Tuesday, May 26, 2009


Once again, John Fogerty put on one of the best shows in Ottawa last night at Scotiabank Place. Just like the last time he was here, he ran through a ton of hits, barely talked, and looked like a gleeful schoolboy as he rocked the place. Kicking things off with "Travellin' Band" and firing off a series of huge singles, the crowd was singing along and rocking out to every single tune.

Until about eleven songs in, when he switched things up to play several songs I didn't recognize. I wasn't the only one who was impatient. A guy behind me kept yelling "play Cotton Fields!" during the five-or-six song downtime. And it really is downtime. I hate to say it, because I'm not normally a Greatest-Hits concert guy. I don't want to go see Springsteen play "Glory Days" and "Dancing In The Dark" and all his big ones. I like to hear some obscure album tracks in there, and even some stuff I don't know. It adds to the show.

But it doesn't really work with Fogerty. Here's a guy who might be the greatest singles writer in music history, and that means he has about sixty truly classic tunes he can turn to when he wants to get the crowd up and going. And I can't fault the guy for wanting to play something different every now and then.
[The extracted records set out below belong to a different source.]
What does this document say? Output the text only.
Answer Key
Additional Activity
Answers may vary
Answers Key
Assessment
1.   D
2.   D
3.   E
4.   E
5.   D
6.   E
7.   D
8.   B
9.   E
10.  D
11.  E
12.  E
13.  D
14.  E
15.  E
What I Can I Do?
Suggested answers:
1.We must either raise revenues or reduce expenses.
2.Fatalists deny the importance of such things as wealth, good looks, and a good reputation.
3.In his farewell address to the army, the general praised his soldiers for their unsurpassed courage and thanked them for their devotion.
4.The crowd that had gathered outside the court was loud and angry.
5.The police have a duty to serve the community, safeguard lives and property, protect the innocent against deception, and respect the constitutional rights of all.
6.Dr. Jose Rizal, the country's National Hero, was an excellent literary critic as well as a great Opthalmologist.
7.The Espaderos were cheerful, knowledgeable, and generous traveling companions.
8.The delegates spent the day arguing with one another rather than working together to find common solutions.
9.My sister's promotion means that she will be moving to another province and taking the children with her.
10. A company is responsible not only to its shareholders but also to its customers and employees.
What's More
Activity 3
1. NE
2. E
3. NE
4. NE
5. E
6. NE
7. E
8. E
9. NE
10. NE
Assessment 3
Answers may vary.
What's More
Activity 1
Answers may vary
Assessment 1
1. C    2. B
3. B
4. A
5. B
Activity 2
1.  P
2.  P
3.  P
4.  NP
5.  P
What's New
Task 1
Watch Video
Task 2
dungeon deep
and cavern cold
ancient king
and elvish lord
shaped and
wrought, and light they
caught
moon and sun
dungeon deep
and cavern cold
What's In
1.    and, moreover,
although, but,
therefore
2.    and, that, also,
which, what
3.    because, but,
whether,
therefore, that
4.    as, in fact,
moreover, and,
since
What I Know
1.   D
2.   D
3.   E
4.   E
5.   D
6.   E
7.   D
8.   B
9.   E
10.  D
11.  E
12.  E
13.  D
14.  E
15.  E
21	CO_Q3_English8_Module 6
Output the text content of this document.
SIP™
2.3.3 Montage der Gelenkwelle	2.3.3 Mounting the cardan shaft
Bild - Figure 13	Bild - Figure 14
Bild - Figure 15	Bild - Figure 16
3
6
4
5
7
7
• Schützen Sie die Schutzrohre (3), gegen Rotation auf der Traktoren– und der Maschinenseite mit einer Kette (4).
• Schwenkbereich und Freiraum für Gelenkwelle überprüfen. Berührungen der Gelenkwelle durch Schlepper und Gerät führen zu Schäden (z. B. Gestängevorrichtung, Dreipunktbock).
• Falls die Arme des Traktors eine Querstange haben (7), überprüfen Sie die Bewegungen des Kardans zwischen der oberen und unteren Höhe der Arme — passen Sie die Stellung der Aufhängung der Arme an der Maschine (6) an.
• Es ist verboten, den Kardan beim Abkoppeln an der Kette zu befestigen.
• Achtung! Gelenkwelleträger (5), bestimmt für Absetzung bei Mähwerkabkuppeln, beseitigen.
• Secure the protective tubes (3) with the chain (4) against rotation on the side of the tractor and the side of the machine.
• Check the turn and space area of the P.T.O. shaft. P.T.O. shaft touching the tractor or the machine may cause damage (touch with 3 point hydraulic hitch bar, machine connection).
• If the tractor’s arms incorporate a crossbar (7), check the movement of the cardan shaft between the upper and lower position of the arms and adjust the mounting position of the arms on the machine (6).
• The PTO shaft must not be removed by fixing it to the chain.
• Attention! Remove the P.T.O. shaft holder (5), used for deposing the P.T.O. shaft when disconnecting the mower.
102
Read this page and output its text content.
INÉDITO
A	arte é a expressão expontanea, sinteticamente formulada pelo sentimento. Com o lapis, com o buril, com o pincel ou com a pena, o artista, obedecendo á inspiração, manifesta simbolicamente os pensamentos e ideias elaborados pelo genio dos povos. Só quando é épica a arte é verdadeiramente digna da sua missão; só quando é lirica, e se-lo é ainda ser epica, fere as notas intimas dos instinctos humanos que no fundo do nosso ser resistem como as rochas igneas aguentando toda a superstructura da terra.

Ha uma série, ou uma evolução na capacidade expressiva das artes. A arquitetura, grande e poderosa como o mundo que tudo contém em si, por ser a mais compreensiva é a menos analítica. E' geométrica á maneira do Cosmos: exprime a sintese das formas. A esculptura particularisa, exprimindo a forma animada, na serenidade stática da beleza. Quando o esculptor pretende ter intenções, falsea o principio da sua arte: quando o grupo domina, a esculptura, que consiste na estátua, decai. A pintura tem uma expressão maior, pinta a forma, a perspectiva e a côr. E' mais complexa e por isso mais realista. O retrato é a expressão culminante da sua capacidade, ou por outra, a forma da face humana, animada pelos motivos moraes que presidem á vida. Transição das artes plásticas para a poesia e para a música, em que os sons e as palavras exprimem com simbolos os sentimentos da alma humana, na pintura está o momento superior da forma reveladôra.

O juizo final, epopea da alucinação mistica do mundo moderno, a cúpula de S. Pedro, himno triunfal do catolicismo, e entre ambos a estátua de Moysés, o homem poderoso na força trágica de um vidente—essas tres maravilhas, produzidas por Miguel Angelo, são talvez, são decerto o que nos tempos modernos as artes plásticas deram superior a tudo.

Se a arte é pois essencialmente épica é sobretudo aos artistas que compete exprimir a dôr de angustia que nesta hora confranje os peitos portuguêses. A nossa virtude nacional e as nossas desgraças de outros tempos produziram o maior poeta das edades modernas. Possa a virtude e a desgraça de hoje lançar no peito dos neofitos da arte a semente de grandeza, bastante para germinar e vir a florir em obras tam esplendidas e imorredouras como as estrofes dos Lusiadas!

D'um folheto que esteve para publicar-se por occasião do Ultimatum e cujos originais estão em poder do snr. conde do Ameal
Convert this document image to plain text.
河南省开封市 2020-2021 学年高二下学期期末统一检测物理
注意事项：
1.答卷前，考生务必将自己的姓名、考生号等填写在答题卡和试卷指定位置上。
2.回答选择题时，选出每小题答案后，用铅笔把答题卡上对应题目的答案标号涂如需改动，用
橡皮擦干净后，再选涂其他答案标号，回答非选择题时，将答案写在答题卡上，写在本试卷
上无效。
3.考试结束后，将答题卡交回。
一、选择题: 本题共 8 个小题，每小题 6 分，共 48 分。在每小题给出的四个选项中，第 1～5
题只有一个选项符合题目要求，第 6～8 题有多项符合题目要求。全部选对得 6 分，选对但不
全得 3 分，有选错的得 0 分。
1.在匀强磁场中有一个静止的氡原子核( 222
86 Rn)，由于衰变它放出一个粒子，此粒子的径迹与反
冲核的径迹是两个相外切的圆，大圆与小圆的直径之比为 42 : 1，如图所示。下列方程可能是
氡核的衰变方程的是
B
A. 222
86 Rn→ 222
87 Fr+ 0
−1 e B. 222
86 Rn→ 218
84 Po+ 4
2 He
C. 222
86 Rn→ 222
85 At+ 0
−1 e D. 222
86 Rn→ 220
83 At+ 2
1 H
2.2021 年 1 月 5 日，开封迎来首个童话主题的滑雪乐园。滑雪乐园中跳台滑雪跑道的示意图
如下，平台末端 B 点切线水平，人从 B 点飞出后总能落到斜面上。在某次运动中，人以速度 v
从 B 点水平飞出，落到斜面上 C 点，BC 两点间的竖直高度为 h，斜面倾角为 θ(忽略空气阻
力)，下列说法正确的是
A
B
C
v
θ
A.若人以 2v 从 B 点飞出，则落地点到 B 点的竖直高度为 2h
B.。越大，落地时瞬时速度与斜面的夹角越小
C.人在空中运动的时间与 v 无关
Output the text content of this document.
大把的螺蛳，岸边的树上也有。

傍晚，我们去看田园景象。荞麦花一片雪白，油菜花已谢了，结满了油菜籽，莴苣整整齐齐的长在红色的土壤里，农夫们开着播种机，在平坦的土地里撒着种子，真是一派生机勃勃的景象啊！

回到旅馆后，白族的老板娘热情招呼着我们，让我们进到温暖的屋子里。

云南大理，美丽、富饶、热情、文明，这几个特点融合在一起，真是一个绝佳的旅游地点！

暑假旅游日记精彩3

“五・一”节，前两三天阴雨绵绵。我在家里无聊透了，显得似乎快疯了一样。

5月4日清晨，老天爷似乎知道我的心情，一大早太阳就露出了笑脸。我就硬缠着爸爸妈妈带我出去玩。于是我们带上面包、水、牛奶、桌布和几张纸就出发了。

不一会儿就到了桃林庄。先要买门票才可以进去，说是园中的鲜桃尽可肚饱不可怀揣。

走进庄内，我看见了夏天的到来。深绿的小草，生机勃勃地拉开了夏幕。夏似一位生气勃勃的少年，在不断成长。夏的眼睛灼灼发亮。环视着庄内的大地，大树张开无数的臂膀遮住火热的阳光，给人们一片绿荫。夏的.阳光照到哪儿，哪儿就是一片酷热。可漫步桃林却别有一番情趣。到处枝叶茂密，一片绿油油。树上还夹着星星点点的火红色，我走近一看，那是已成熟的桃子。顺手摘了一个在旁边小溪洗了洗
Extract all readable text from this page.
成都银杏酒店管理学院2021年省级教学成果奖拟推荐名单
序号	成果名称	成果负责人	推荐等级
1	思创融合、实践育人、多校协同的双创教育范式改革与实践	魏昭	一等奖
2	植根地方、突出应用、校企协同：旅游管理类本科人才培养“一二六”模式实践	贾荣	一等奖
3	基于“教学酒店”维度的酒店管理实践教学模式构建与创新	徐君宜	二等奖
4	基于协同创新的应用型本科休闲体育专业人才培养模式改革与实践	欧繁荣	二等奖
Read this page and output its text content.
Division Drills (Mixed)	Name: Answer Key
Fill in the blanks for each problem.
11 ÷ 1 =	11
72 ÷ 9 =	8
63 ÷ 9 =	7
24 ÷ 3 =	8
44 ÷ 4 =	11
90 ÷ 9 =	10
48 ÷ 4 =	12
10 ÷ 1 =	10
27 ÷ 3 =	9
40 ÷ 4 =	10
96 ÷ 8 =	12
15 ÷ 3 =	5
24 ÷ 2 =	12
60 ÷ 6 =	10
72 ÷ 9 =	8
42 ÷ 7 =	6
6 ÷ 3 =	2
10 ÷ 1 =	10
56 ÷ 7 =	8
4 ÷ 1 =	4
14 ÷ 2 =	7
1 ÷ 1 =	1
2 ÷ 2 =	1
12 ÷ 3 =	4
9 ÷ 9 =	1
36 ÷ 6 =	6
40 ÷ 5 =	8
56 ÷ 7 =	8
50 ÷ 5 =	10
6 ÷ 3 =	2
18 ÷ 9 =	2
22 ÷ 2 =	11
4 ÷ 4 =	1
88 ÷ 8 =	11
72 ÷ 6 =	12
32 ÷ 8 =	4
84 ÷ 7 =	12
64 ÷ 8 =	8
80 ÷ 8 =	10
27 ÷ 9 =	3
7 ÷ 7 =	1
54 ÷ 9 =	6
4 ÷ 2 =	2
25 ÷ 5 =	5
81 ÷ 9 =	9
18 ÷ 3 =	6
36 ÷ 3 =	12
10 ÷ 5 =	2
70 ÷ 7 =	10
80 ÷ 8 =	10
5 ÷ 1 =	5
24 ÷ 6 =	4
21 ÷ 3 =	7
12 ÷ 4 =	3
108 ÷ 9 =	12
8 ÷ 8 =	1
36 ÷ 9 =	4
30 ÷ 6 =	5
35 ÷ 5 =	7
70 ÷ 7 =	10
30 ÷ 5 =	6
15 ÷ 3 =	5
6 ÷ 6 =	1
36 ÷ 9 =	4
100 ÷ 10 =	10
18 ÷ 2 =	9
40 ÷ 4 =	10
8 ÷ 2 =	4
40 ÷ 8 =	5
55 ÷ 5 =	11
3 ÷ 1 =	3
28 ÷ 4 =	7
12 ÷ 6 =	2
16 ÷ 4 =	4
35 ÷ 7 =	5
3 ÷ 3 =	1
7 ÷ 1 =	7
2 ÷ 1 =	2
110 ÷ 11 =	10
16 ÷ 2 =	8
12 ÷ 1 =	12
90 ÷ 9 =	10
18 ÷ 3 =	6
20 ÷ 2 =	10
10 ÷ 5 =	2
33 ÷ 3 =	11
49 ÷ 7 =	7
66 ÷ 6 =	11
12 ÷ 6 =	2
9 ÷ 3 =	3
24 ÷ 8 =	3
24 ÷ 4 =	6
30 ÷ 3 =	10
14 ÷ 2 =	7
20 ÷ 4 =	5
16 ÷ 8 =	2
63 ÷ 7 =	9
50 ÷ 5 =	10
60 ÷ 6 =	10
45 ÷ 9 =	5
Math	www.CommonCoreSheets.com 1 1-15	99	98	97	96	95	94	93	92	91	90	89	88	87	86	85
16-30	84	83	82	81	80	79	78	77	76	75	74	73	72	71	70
But you get so keyed up when you're hearing "Bad Moon Rising" and then "Looking Out My Back Door" and then "Suzie Q" and one hit after another that not recognizing the songs, and not being able to sing along really takes the wind out of the sails of the crowd.

Then, of course, Fogerty brought them back roaring when he pulled out the baseball-bat guitar to do "Centerfield", followed that up with "Old Man Down The Road" and tore through several more giant hits before closing the show with "Fortunate Son". By that point the entire crowd seemed to be on their feet, singing along and swaying to the classic tune, and when Fogerty left the stage immediately following that song, it almost seemed like the perfect end to the show, leaving on an incredibly high note. But of course, he had yet to do "Proud Mary" and a couple of other songs, so he came back for the obilgatory encore.

Still a fantastic show, Fogerty leaps around the stage with an incredibly intense energy and infectious enthusiasm that can't help but drag people into the show with him. Many times, he stopped to thank the crowd for singing along. He also, in a rather strange moment, pulled out a picture of Scooby-Doo that his seven-year-old daughter had drawn. He was very proud that she had been able to do such a good job drawing a cartoon dog free-hand. I'm sure it was exciting, for the eleven people close enough to the stage to actually see the 8 1/2" by 11" piece of paper. Bu for me, in the first row of the 100 level, it was kind of useless. No big screens, either, to show us ALL the Scooby-Doo drawing. But even that was presented with such infectious energy that I thought to myself "I bet that is an excellent drawing for a 7-year-old". No big screens, no explosions or crazy light show. Just boundless energy, great musicians, classic tunes and a great show. Come back soon, John Fogerty!

1 comment:

  1. Hey Eric, if you go to John Fogerty's Twitter page, you'll find both the setlist & a scan of the Scooby Doo picture.

    The drawing is pretty good for a 7 year old, though unless you knew in advance that it was Scooby Doo, you might not make that connection.

    As for the show itself, I was afraid that Fogerty might be unable to live up to the standard he set at the show in '07, but he may have pushed the bar even higher this time around!